To further mix the concepts. The division heads would make up the basic committee structure, but there still could be a a person to have the final say: a head-leader. This person would most likely be the same person who heads the Management division.

There is one basic common requirement of all division-heads: no preexisting personal issues may exist between the head and members in their division.

If the "head-leader" approach is opted for, it is important that they be someone who has no previous problems with anyone. At the very least, the head-leader can not have any problems with other division heads, as problems with other members can be avoided given the meeting structure.

It, for example, obviously doesn't matter if the Programming-Head has a problem with someone in the Music & Miscellaneous division (presuming it isn't the division head!), since there doesn't have to be any interaction between them, but it would be problematic if someone new to programming was having fixes ignored because the head didn't like the person.

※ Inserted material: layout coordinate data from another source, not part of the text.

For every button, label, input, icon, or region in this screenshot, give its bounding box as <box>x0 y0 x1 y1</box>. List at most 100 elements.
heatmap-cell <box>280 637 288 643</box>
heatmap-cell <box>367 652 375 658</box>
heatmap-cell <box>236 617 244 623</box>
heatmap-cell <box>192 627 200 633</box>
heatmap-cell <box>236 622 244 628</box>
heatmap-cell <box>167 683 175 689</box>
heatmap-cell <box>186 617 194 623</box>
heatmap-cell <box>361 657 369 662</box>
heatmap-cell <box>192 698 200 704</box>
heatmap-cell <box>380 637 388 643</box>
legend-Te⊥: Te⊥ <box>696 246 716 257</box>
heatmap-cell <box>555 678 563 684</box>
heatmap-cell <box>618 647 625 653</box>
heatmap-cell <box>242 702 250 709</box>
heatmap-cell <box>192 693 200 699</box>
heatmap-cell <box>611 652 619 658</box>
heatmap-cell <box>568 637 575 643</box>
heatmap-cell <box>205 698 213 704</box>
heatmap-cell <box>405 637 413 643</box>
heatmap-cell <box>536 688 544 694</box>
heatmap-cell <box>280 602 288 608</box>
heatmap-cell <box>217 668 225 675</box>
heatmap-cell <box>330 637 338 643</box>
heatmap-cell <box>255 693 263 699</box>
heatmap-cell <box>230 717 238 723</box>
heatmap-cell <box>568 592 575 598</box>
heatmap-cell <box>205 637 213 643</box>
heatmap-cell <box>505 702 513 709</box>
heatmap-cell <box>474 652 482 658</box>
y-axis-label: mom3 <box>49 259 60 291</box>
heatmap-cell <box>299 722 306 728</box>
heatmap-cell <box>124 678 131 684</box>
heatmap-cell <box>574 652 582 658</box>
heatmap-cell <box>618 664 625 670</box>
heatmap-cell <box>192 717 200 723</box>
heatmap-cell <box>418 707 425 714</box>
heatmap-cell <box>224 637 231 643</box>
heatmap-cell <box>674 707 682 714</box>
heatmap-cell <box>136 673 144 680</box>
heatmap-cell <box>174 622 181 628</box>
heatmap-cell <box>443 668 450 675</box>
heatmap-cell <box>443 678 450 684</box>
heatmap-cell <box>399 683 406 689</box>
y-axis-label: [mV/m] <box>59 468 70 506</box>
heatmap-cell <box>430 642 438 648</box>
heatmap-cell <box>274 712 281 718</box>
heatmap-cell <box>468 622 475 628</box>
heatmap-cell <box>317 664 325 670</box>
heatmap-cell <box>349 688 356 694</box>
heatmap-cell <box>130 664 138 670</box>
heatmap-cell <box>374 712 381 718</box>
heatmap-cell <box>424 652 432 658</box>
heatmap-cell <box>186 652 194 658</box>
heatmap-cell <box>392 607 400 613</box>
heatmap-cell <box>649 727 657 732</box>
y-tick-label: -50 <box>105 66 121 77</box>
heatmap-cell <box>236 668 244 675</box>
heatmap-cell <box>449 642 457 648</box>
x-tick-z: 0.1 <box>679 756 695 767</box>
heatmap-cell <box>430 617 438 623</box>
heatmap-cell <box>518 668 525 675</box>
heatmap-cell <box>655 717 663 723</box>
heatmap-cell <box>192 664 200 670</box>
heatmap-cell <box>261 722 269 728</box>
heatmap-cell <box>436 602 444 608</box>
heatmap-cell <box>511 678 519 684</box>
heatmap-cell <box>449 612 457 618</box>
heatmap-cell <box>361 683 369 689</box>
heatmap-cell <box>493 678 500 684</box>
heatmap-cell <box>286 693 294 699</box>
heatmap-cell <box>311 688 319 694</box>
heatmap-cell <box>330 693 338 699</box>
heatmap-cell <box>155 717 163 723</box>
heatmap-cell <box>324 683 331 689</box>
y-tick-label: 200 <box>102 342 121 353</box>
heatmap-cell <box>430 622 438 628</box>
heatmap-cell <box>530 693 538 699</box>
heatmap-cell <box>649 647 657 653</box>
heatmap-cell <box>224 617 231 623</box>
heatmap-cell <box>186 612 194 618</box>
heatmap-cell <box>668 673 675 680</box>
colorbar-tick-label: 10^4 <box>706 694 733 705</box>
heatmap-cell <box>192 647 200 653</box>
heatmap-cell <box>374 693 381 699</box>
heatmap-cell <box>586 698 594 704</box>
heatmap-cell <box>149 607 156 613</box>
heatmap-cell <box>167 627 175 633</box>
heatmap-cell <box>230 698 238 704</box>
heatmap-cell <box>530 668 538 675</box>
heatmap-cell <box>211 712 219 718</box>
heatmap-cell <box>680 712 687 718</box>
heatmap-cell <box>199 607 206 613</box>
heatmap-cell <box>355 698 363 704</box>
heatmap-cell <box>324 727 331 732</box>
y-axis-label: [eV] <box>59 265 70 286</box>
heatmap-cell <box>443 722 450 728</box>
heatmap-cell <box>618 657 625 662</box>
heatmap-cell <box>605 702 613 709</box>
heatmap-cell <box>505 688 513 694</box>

Instead of having the head-leader double as the Management division head, it might make more sense to have the five divisions above, and a sixth person to act as the head-leader: the person who has the final say.

These are all examples of how to deal with the "final say" decision problem, but I think we would be very foolish not to establish the division hierarchy above as a base to build upon.

In an effort to make things go a bit smoother, in the hopes that everyone will appreciate the importance of everyone else's role, I am going to strongly recommend some reading material:

  • Game Architecture and Design: A New Edition by Andrew Rollings & Dave Morris (ISBN: 0-7357-1363-4)
  • Anything of interest to you at GameDev.net, at a later date I will pick out a few articles in particular I feel we could all benefit from (if they're still online)
  • http://www.wired.com/science/discoveries/news/2006/02/70179 -- The Secret Cause of Flame Wars. Honestly, after having been on IRC for several years, I thought everyone knew this.

The game architecture book is, by far, the most important. I'm not asking you to buy it, but it will be invaluable for anyone sincerely interested in game development. Look for it at your local library, and if they don't have it ask them to order it: libraries do that, take advantage.

The book is split into three parts: 1) Game Design (conception, core design, game play, balancing, look and feel, etc), 2) Team Building (team management methods, roles and divisions, milestones and deadlines, etc), 3) Game Architecture (development methods, initial design, building blocks, etc). The suggested division structure, above, was taken from Part 2, Chapter 10: Roles and Divisions.

Remember, this is about what's best for the development of the new project.

P.S. my apologies to CoD for having to post this here.